The Piano Lesson is adapted from the August Wilson play of the same name. In its stage form, The Piano Lesson is the fifth entry in the playwright’s mammoth Pittsburgh Cycle, ten plays set across the different decades of the twentieth century. The film version is the third effort in Denzel Washington’s similarly ambitious mission to produce screen adaptations of all of the Pittsburgh Cycle works. This time, Washington kept it a family affair. One son, Malcolm Washington, is the director, and another, John David Washington, takes the lead role of Doaker, a charming Southern scheme who visits the home of his sister (Danielle Deadwyler) and uncle (Samuel L. Jackson) in nineteen-thirties Pittsburgh. He’s there to scrape together some money for the purchase of the farmland where his father toiled as a sharecropper. Among his intentions is selling off the ornately carved piano that was passed down through the family and now sits largely unused in his sister’s living room.

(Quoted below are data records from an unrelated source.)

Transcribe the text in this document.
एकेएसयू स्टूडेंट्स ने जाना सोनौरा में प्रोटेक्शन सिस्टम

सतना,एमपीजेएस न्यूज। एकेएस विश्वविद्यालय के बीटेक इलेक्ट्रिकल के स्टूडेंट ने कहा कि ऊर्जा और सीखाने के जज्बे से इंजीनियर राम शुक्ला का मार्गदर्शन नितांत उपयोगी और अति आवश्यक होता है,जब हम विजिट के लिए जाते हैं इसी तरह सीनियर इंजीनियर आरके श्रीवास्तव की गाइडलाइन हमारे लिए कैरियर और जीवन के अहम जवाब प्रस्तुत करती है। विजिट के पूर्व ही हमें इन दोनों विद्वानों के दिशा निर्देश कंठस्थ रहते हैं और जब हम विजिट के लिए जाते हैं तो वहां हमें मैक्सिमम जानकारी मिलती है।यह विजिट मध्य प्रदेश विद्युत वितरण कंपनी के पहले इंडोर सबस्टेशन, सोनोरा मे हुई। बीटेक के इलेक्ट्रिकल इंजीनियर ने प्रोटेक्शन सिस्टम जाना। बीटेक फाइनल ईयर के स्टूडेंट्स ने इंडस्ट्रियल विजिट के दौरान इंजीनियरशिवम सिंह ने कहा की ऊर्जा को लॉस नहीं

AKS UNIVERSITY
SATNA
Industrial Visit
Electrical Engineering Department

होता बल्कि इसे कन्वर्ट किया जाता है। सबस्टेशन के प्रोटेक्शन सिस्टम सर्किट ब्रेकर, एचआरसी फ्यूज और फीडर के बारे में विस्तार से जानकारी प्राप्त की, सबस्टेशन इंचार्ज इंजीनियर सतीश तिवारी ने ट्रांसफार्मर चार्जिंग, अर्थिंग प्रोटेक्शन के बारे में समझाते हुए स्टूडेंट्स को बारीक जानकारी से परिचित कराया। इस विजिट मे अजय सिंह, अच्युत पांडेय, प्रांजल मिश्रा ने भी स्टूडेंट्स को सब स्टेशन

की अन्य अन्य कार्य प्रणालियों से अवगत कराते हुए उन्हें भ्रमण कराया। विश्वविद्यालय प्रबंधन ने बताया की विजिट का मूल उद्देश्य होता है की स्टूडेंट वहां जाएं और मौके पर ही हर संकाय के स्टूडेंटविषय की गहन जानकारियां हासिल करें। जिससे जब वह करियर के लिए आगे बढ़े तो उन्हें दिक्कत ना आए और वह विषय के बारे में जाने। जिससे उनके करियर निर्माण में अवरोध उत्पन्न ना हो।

The film is Malcolm Washington’s feature directorial debut, and it shows he has tremendous promise. He thinks and expresses himself visually in a manner that suggests real artistic ambition. Although largely an attribute, that ambition also manifests in Washington sometimes pressing too hard to wrench The Piano Lesson away from its stage origins and stage scenes in a way that could only happen in film. As often as the approach really works — as in the sharply edited scene where a group of men perform a stomping version of a spiritual around a dining room table — Washington does occasionally succumb to florid fussiness that ultimately distracts from the impressive sturdiness, thematic potency, and emotional depth of Wilson’s story. Sometimes, Washington gets in the way.
Washington’s way with actors, however, is nearly flawless. His sibling occasionally runs a gear or two higher than is strictly needed as Doaker. That broad intensity is built right into the part, so it’s hard to fault him too much. Deadwyler is magnificent, playing the strong-yet-wounded sister, Berniece, with a snapping vibrancy that’s still completely natural. Samuel L. Jackson is equally exceptional in a less showy role, building a spectrum between ease and exasperation that speaks to the demeanor of a man who long ago decided that simply getting along to get along was triumph enough in a difficult world.
Wilson’s plays don’t need the validation of movie adaptations. His accomplishments clearly identify him as one the great U.S. playwrights in the past fifty years. Even so, it’s gratifying to have the work preserved so well in this way. If it’s a little flawed, the film version of The Piano Lesson clearly has tremendous worth.